Discovery in a Delaware books and records action involves striking a balance between the right of the parties to prepare for trial and the statutory mandate to afford a summary treatment of relief. Striking such a balance in practice can be exceedingly difficult, and oftentimes, results in litigants burdening the court with motion practice. In Wei v. Zoox, C.A. No. 2020-1036-KSJM (Del. Ch. Jan. 17, 2023), Chancellor Kathaleen McCormick addressed the use and appropriate parameters for a Rule 30(b)(6) deposition as a tool in connection with Section 220 discovery. Petitioners in Zoox are stockholders that dissented from respondent Zoox, Inc.’s acquisition by Amazon, Inc. They served a books and records demand on the company that was refused, but the transaction closed before they could file an action to enforce the demand. Instead, they filed an appraisal action and sought discovery equivalent to what they had requested in their books and records demand. Zoox produced “formal board materials,” but resisted further discovery and moved for a protective order. In a previous decision, Wei v. Zoox, 268 A.3d 1207 (Del. Ch. Jan. 31, 2022), Chancellor McCormick noted that generally, a plaintiff may not file a lawsuit and seek discovery for the sole purpose of investigating claims to pursue in future lawsuits except through a Section 220 action. However, exercising the court’s broad discretion over the discovery process, the chancellor held that because the petitioners were prevented from obtaining inspection of books and records through no fault of their own and had filed the appraisal action to investigate pre-suit potential breach of fiduciary duty claims, they would be entitled to discovery equivalent to a Section 220 inspection. The court was careful to note that because the scope of discovery in appraisal proceedings is broader than under Section 220, stockholders should not be encouraged to use appraisal actions as a more attractive alternative for pre-suit information-gathering.
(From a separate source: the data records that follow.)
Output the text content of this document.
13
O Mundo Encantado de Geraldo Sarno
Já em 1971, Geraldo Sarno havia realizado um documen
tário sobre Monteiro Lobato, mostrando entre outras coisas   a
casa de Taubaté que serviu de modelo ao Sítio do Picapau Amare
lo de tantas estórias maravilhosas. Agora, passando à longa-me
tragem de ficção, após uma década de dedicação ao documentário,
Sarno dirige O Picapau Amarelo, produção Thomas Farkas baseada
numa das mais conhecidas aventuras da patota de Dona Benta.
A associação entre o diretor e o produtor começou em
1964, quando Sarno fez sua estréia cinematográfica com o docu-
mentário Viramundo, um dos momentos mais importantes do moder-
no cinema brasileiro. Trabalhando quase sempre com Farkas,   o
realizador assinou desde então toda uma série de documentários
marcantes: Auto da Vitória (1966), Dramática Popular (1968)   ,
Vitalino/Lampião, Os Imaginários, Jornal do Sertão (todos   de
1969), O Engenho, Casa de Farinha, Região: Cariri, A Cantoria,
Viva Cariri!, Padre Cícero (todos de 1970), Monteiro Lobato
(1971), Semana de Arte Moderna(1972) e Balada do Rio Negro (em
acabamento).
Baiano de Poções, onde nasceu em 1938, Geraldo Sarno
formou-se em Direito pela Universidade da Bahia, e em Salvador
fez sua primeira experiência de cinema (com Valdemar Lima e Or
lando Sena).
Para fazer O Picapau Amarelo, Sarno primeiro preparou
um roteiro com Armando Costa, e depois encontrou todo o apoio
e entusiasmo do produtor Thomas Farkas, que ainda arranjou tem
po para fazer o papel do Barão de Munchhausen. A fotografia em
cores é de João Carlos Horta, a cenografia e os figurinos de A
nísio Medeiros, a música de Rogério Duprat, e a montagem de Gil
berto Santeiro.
In other words, where an appraisal proceeding is pursued because the Section 220 path is blocked, stockholders could use appraisal proceedings solely to gather the information that they would have been permitted to obtain under Section 220, had books and records discovery been available.

The court further noted in the 2022 opinion that inspection in a Section 220 action is “frequently limited to board-level documents that formally evidence the directors’ deliberations and decisions,” and that the parties had not addressed whether the petitioners “already received the documents that they would have received in a Section 220 action.” That issue—whether the company had already produced all documents that Section 220 required and what additional discovery the petitioners were entitled to—was left open, and was now before the court by way of a motion filed by the company seeking protection against a Rule 30(b)(6) deposition.